Amherst College Political Science Professor Javier Corrales kicks off the Center for Public Policy and Administration's 2014 Spring Faculty Colloquium Series with a talk titled "International Partnership and the Unexpected U.S.-Brazilian Rapprochement."
The most important geopolitical change in the Western Hemisphere since 2005 — the rise in stature of Brazil — has not yielded more rivalry with the United States. Instead relations between the U.S. and Brazil have become more cooperative, albeit with some hesitation. This defies some strands of neorealism that predict conflict in times of power shifts. The rapprochement between Brazil and the United States cannot be easily explained either by invoking economic interdependence or unilateral concessions, since the former has not increased significantly since 2000, and the latter have not been that substantial. A more fruitful approach is to explain contemporary U.S.-Brazil relations by developing a theory of international partnership. Corrales suggests such a theory, drawing comparisons with the Anglo-American rapprochement of the late nineteenth century, but focusing on geopolitical necessities more so than on diplomatic or cultural variables.
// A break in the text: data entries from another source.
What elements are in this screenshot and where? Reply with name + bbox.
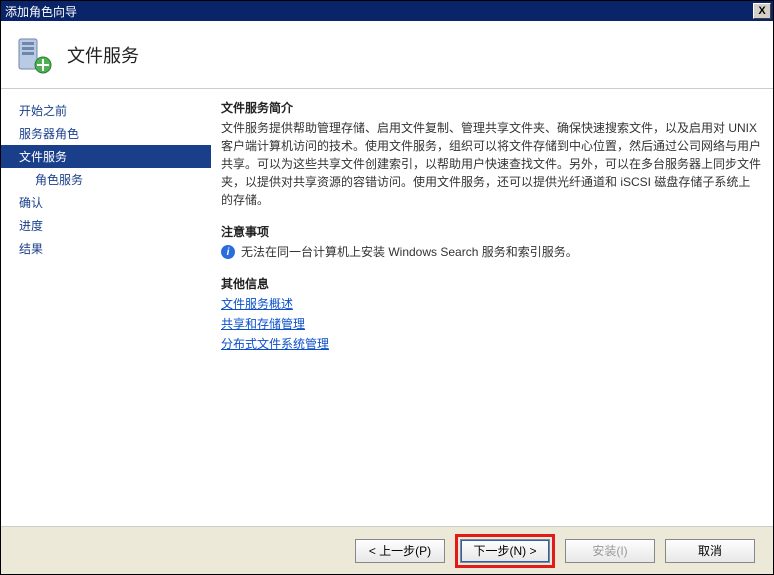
- sidebar-item-file-services[interactable]: 文件服务: [1, 145, 211, 168]
- sidebar-item-role-services[interactable]: 角色服务: [1, 168, 211, 191]
- titlebar: 添加角色向导 X: [1, 1, 773, 21]
- footer: < 上一步(P) 下一步(N) > 安装(I) 取消: [1, 526, 773, 574]
- link-file-services-overview[interactable]: 文件服务概述: [221, 295, 293, 313]
- other-info-links: 文件服务概述 共享和存储管理 分布式文件系统管理: [221, 295, 761, 353]
- close-icon: X: [758, 5, 765, 17]
- sidebar-item-before-you-begin[interactable]: 开始之前: [1, 99, 211, 122]
- sidebar-item-server-roles[interactable]: 服务器角色: [1, 122, 211, 145]
- note-row: i 无法在同一台计算机上安装 Windows Search 服务和索引服务。: [221, 243, 761, 261]
- intro-text: 文件服务提供帮助管理存储、启用文件复制、管理共享文件夹、确保快速搜索文件，以及启…: [221, 119, 761, 209]
- sidebar: 开始之前 服务器角色 文件服务 角色服务 确认 进度 结果: [1, 89, 211, 526]
- notes-heading: 注意事项: [221, 223, 761, 241]
- cancel-button[interactable]: 取消: [665, 539, 755, 563]
- header-band: 文件服务: [1, 21, 773, 89]
- note-text: 无法在同一台计算机上安装 Windows Search 服务和索引服务。: [241, 243, 578, 261]
- page-title: 文件服务: [67, 42, 139, 68]
- sidebar-item-confirmation[interactable]: 确认: [1, 191, 211, 214]
- body: 开始之前 服务器角色 文件服务 角色服务 确认 进度 结果 文件服务简介 文件服…: [1, 89, 773, 526]
- intro-heading: 文件服务简介: [221, 99, 761, 117]
- sidebar-item-progress[interactable]: 进度: [1, 214, 211, 237]
- next-button[interactable]: 下一步(N) >: [460, 539, 550, 563]
- link-dfs-management[interactable]: 分布式文件系统管理: [221, 335, 329, 353]
- close-button[interactable]: X: [753, 3, 771, 19]
- server-role-icon: [13, 35, 53, 75]
- sidebar-item-results[interactable]: 结果: [1, 237, 211, 260]
- other-info-heading: 其他信息: [221, 275, 761, 293]
- info-icon: i: [221, 245, 235, 259]
- next-button-highlight: 下一步(N) >: [455, 534, 555, 568]
- previous-button[interactable]: < 上一步(P): [355, 539, 445, 563]
- wizard-window: 添加角色向导 X 文件服务 开始之前 服务器角色 文件服务 角色服务 确认 进度…: [0, 0, 774, 575]
- install-button: 安装(I): [565, 539, 655, 563]
- link-share-storage-management[interactable]: 共享和存储管理: [221, 315, 305, 333]
- window-title: 添加角色向导: [5, 3, 77, 20]
- content-pane: 文件服务简介 文件服务提供帮助管理存储、启用文件复制、管理共享文件夹、确保快速搜…: [211, 89, 773, 526]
Corrales serves on the editorial board of Latin American Politics and Society and Americas Quarterly. In 2010 he was appointed by Gov. Deval Patrick to serve on the executive board of Mass Humanities, a grant-making organization affiliated with the National Endowment for the Humanities. In 2009, he was a visiting scholar at the David Rockefeller Center for Latin American Studies at Harvard. He is the co-author of U.S.-Venezuela Relations since the 1990s: Coping with Midlevel Security Threats (Routledge, 2013), and of Dragon in the Tropics: Hugo Chávez and the Political Economy of Revolution in Venezuela (Brookings Institution Press, 2011).